By Derek Olson
Inishmore (Inis More) is the largest of the Aran Islands of Galway Bay in Ireland and is an area consisting of 12 square miles. It is the largest island off the Irish coast with no bridge or causeway to the mainland. 1
One of the most remarkable features of Inishmore island is the “Wormhole” or Poll na bPéist as it is otherwise known, which means Serpent’s Lair relating to the reptilian sea monster from Gaelic folklore.
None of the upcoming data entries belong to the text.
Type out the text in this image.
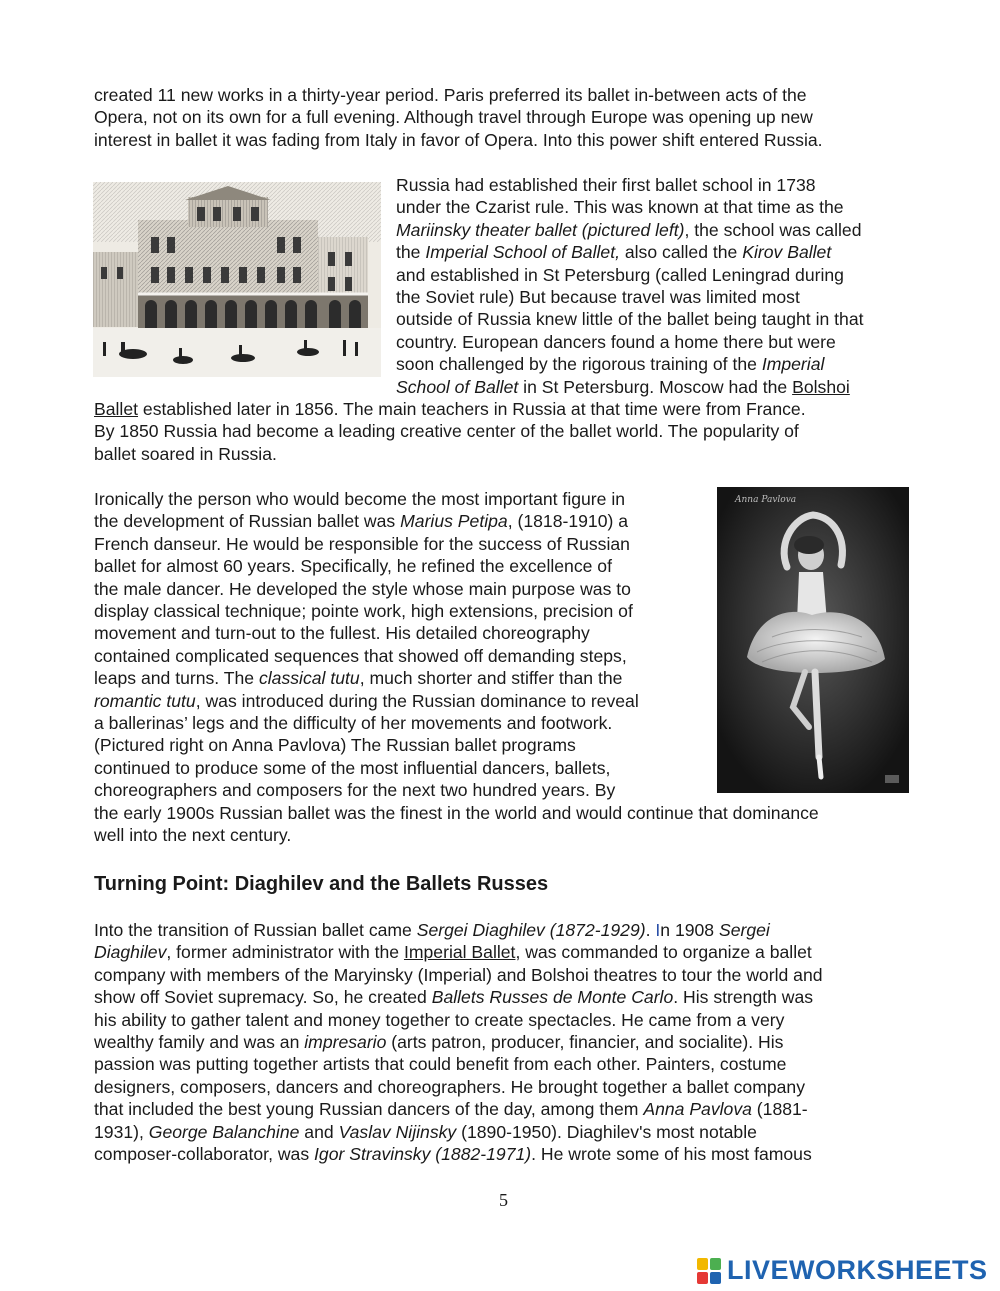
created 11 new works in a thirty-year period. Paris preferred its ballet in-between acts of the
Opera, not on its own for a full evening. Although travel through Europe was opening up new
interest in ballet it was fading from Italy in favor of Opera. Into this power shift entered Russia.
Russia had established their first ballet school in 1738
under the Czarist rule. This was known at that time as the
Mariinsky theater ballet (pictured left), the school was called
the Imperial School of Ballet, also called the Kirov Ballet
and established in St Petersburg (called Leningrad during
the Soviet rule) But because travel was limited most
outside of Russia knew little of the ballet being taught in that
country. European dancers found a home there but were
soon challenged by the rigorous training of the Imperial
School of Ballet in St Petersburg. Moscow had the Bolshoi
Ballet established later in 1856. The main teachers in Russia at that time were from France.
By 1850 Russia had become a leading creative center of the ballet world. The popularity of
ballet soared in Russia.
Anna Pavlova
Ironically the person who would become the most important figure in
the development of Russian ballet was Marius Petipa, (1818-1910) a
French danseur. He would be responsible for the success of Russian
ballet for almost 60 years. Specifically, he refined the excellence of
the male dancer. He developed the style whose main purpose was to
display classical technique; pointe work, high extensions, precision of
movement and turn-out to the fullest. His detailed choreography
contained complicated sequences that showed off demanding steps,
leaps and turns. The classical tutu, much shorter and stiffer than the
romantic tutu, was introduced during the Russian dominance to reveal
a ballerinas’ legs and the difficulty of her movements and footwork.
(Pictured right on Anna Pavlova) The Russian ballet programs
continued to produce some of the most influential dancers, ballets,
choreographers and composers for the next two hundred years. By
the early 1900s Russian ballet was the finest in the world and would continue that dominance
well into the next century.
Turning Point: Diaghilev and the Ballets Russes
Into the transition of Russian ballet came Sergei Diaghilev (1872-1929). In 1908 Sergei
Diaghilev, former administrator with the Imperial Ballet, was commanded to organize a ballet
company with members of the Maryinsky (Imperial) and Bolshoi theatres to tour the world and
show off Soviet supremacy. So, he created Ballets Russes de Monte Carlo. His strength was
his ability to gather talent and money together to create spectacles. He came from a very
wealthy family and was an impresario (arts patron, producer, financier, and socialite). His
passion was putting together artists that could benefit from each other. Painters, costume
designers, composers, dancers and choreographers. He brought together a ballet company
that included the best young Russian dancers of the day, among them Anna Pavlova (1881-
1931), George Balanchine and Vaslav Nijinsky (1890-1950). Diaghilev's most notable
composer-collaborator, was Igor Stravinsky (1882-1971). He wrote some of his most famous
5
LIVEWORKSHEETS
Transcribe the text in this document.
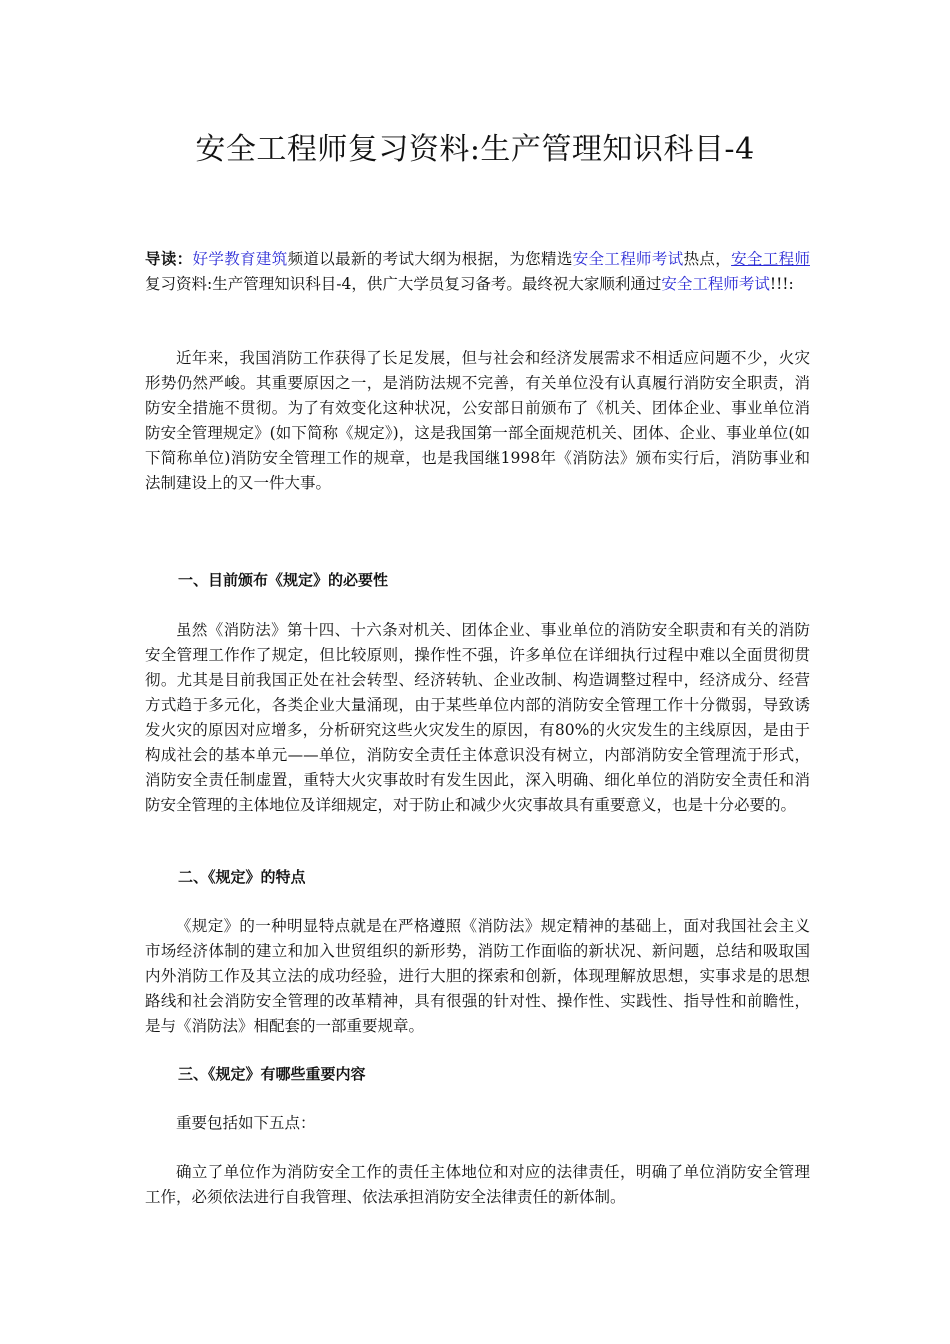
安全工程师复习资料:生产管理知识科目-4

导读：好学教育建筑频道以最新的考试大纲为根据，为您精选安全工程师考试热点，安全工程师复习资料:生产管理知识科目-4，供广大学员复习备考。最终祝大家顺利通过安全工程师考试!!!:

近年来，我国消防工作获得了长足发展，但与社会和经济发展需求不相适应问题不少，火灾形势仍然严峻。其重要原因之一，是消防法规不完善，有关单位没有认真履行消防安全职责，消防安全措施不贯彻。为了有效变化这种状况，公安部日前颁布了《机关、团体企业、事业单位消防安全管理规定》(如下简称《规定》)，这是我国第一部全面规范机关、团体、企业、事业单位(如下简称单位)消防安全管理工作的规章，也是我国继1998年《消防法》颁布实行后，消防事业和法制建设上的又一件大事。

一、目前颁布《规定》的必要性

虽然《消防法》第十四、十六条对机关、团体企业、事业单位的消防安全职责和有关的消防安全管理工作作了规定，但比较原则，操作性不强，许多单位在详细执行过程中难以全面贯彻贯彻。尤其是目前我国正处在社会转型、经济转轨、企业改制、构造调整过程中，经济成分、经营方式趋于多元化，各类企业大量涌现，由于某些单位内部的消防安全管理工作十分微弱，导致诱发火灾的原因对应增多，分析研究这些火灾发生的原因，有80%的火灾发生的主线原因，是由于构成社会的基本单元——单位，消防安全责任主体意识没有树立，内部消防安全管理流于形式，消防安全责任制虚置，重特大火灾事故时有发生因此，深入明确、细化单位的消防安全责任和消防安全管理的主体地位及详细规定，对于防止和减少火灾事故具有重要意义，也是十分必要的。

二、《规定》的特点

《规定》的一种明显特点就是在严格遵照《消防法》规定精神的基础上，面对我国社会主义市场经济体制的建立和加入世贸组织的新形势，消防工作面临的新状况、新问题，总结和吸取国内外消防工作及其立法的成功经验，进行大胆的探索和创新，体现理解放思想，实事求是的思想路线和社会消防安全管理的改革精神，具有很强的针对性、操作性、实践性、指导性和前瞻性，是与《消防法》相配套的一部重要规章。

三、《规定》有哪些重要内容

重要包括如下五点：

确立了单位作为消防安全工作的责任主体地位和对应的法律责任，明确了单位消防安全管理工作，必须依法进行自我管理、依法承担消防安全法律责任的新体制。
The Wormhole is a rectangular shaped pool cut straight from limestone floor, and can only be accessed by walking along the cliffs south of the ancient site Dún Aonghasa. The sea water ebbs and flows at the bottom of the cliffs and into the pool where the Wormhole begins to fill up, overflows, and then starts to drain. The process starts over and over again, and is said to be mesmerizing. 2
The unusual rock formation also has underground channels which are said to link up to the sea. 3
This enigmatic site is in close proximity to other prehistoric sites such as Dún Aonghasa which is estimated to be dated from 1100 B.C. or earlier.
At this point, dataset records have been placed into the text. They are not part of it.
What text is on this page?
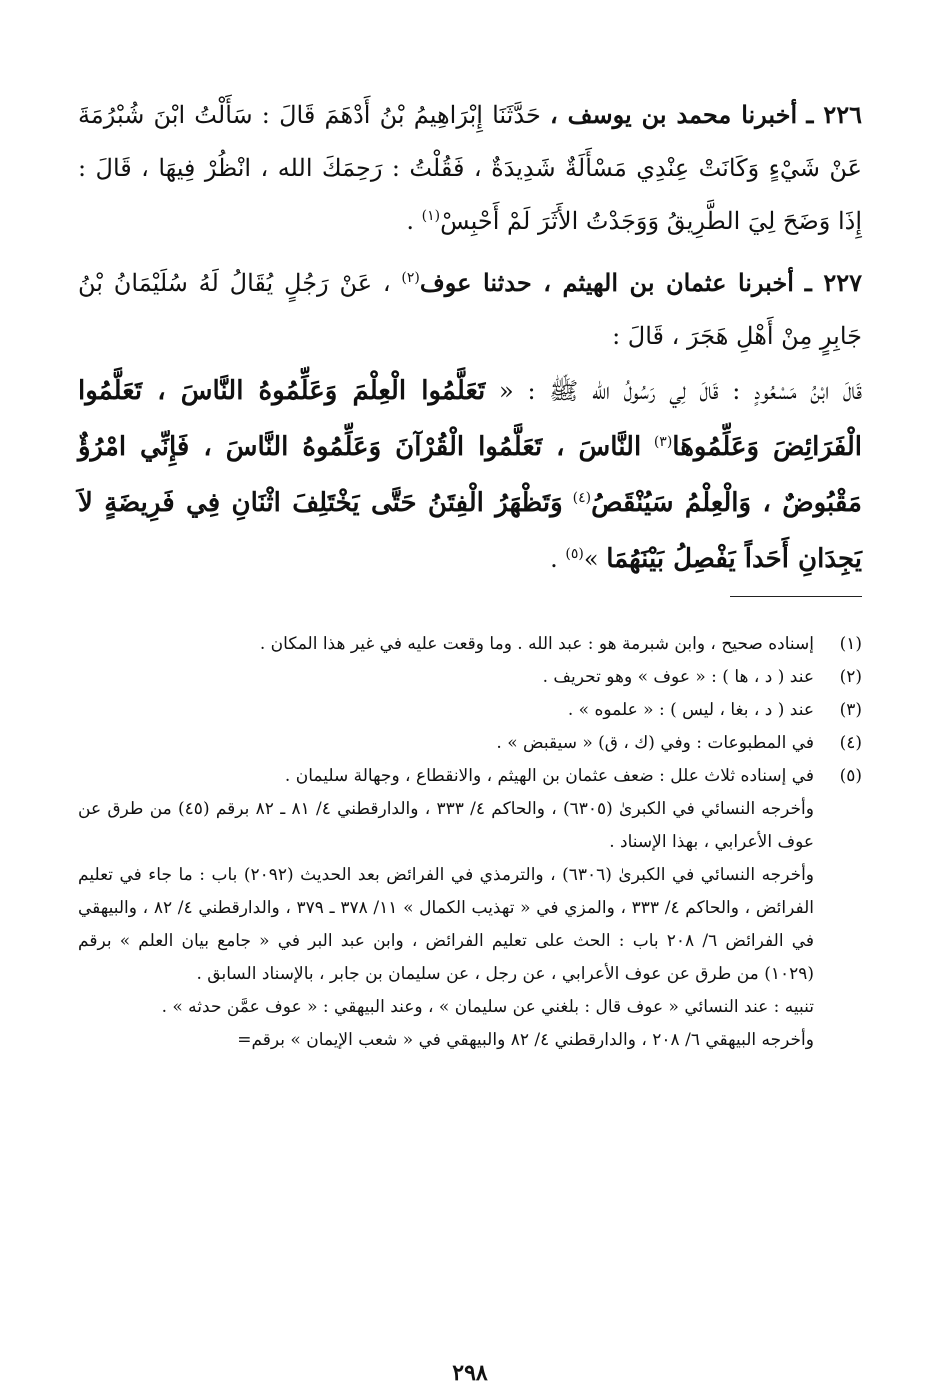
٢٢٦ ـ أخبرنا محمد بن يوسف ، حَدَّثَنَا إِبْرَاهِيمُ بْنُ أَدْهَمَ قَالَ : سَأَلْتُ ابْنَ شُبْرُمَةَ عَنْ شَيْءٍ وَكَانَتْ عِنْدِي مَسْأَلَةٌ شَدِيدَةٌ ، فَقُلْتُ : رَحِمَكَ الله ، انْظُرْ فِيهَا ، قَالَ : إِذَا وَضَحَ لِيَ الطَّرِيقُ وَوَجَدْتُ الأَثَرَ لَمْ أَحْبِسْ$^{(١)}$ .

٢٢٧ ـ أخبرنا عثمان بن الهيثم ، حدثنا عوف$^{(٢)}$ ، عَنْ رَجُلٍ يُقَالُ لَهُ سُلَيْمَانُ بْنُ جَابِرٍ مِنْ أَهْلِ هَجَرَ ، قَالَ :
قَالَ ابْنُ مَسْعُودٍ : قَالَ لِي رَسُولُ الله ﷺ : « تَعَلَّمُوا الْعِلْمَ وَعَلِّمُوهُ النَّاسَ ، تَعَلَّمُوا الْفَرَائِضَ وَعَلِّمُوهَا$^{(٣)}$ النَّاسَ ، تَعَلَّمُوا الْقُرْآنَ وَعَلِّمُوهُ النَّاسَ ، فَإِنِّي امْرُؤٌ مَقْبُوضٌ ، وَالْعِلْمُ سَيُنْقَصُ$^{(٤)}$ وَتَظْهَرُ الْفِتَنُ حَتَّى يَخْتَلِفَ اثْنَانِ فِي فَرِيضَةٍ لاَ يَجِدَانِ أَحَداً يَفْصِلُ بَيْنَهُمَا »$^{(٥)}$ .

(١)

إسناده صحيح ، وابن شبرمة هو : عبد الله . وما وقعت عليه في غير هذا المكان .

(٢)

عند ( د ، ها ) : « عوف » وهو تحريف .

(٣)

عند ( د ، بغا ، ليس ) : « علموه » .

(٤)

في المطبوعات : وفي (ك ، ق) « سيقبض » .

(٥)

في إسناده ثلاث علل : ضعف عثمان بن الهيثم ، والانقطاع ، وجهالة سليمان .

وأخرجه النسائي في الكبرىٰ (٦٣٠٥) ، والحاكم ٤/ ٣٣٣ ، والدارقطني ٤/ ٨١ ـ ٨٢ برقم (٤٥) من طرق عن عوف الأعرابي ، بهذا الإسناد .

وأخرجه النسائي في الكبرىٰ (٦٣٠٦) ، والترمذي في الفرائض بعد الحديث (٢٠٩٢) باب : ما جاء في تعليم الفرائض ، والحاكم ٤/ ٣٣٣ ، والمزي في « تهذيب الكمال » ١١/ ٣٧٨ ـ ٣٧٩ ، والدارقطني ٤/ ٨٢ ، والبيهقي في الفرائض ٦/ ٢٠٨ باب : الحث على تعليم الفرائض ، وابن عبد البر في « جامع بيان العلم » برقم (١٠٢٩) من طرق عن عوف الأعرابي ، عن رجل ، عن سليمان بن جابر ، بالإسناد السابق .

تنبيه : عند النسائي « عوف قال : بلغني عن سليمان » ، وعند البيهقي : « عوف عمَّن حدثه » .

وأخرجه البيهقي ٦/ ٢٠٨ ، والدارقطني ٤/ ٨٢ والبيهقي في « شعب الإيمان » برقم=

٢٩٨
Upon close observation, the Wormhole appears to reveal cut-like marks, especially on its seaward side, indicating that it is not of natural origin.
Similar ancient rectangular cut outs into the ground can also be found around the world in places like the Perperikon archaeological site in Bulgaria (Pictured below).
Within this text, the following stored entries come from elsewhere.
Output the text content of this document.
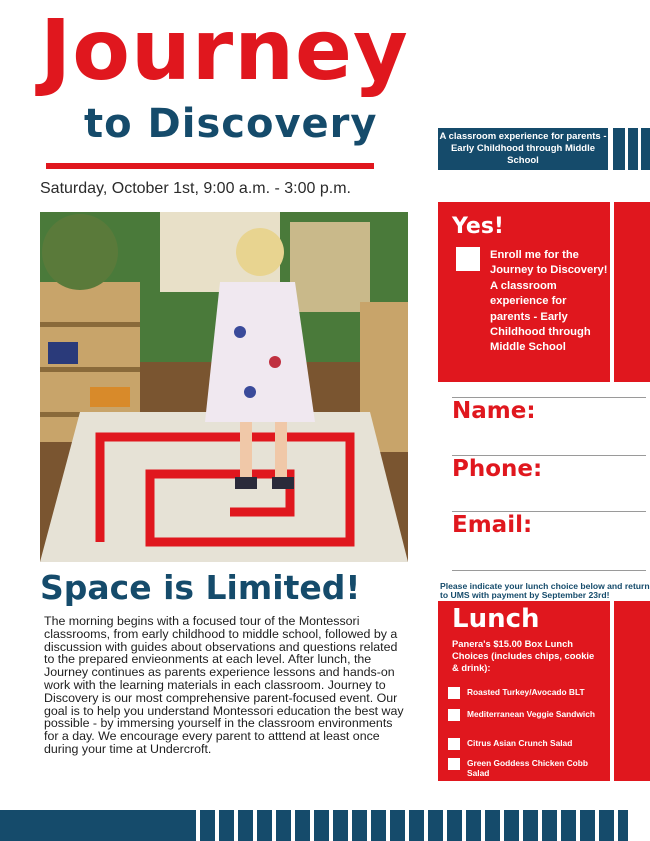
Journey
to Discovery
Saturday, October 1st, 9:00 a.m. - 3:00 p.m.
Space is Limited!
The morning begins with a focused tour of the Montessori classrooms, from early childhood to middle school, followed by a discussion with guides about observations and questions related to the prepared envieonments at each level. After lunch, the Journey continues as parents experience lessons and hands-on work with the learning materials in each classroom. Journey to Discovery is our most comprehensive parent-focused event. Our goal is to help you understand Montessori education the best way possible - by immersing yourself in the classroom environments for a day. We encourage every parent to atttend at least once during your time at Undercroft.
A classroom experience for parents - Early Childhood through Middle School
Yes!
Enroll me for the Journey to Discovery! A classroom experience for parents - Early Childhood through Middle School
Name:
Phone:
Email:
Please indicate your lunch choice below and return to UMS with payment by September 23rd!
Lunch
Panera's $15.00 Box Lunch Choices (includes chips, cookie & drink):
Roasted Turkey/Avocado BLT
Mediterranean Veggie Sandwich
Citrus Asian Crunch Salad
Green Goddess Chicken Cobb Salad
Q Is the Wormhole of Inishmore natural or was it crafted by the ancients?
Q Was it crafted by the megalithic builders of Dún Aonghasa or an earlier civilization?
Q Being that it is derives its name from a reptilian sea monster of Gaelic folklore, could it have been crafted as a “Wormhole” for such a creature to swim through to receive sacrificial offerings from the ancients or for some other purpose?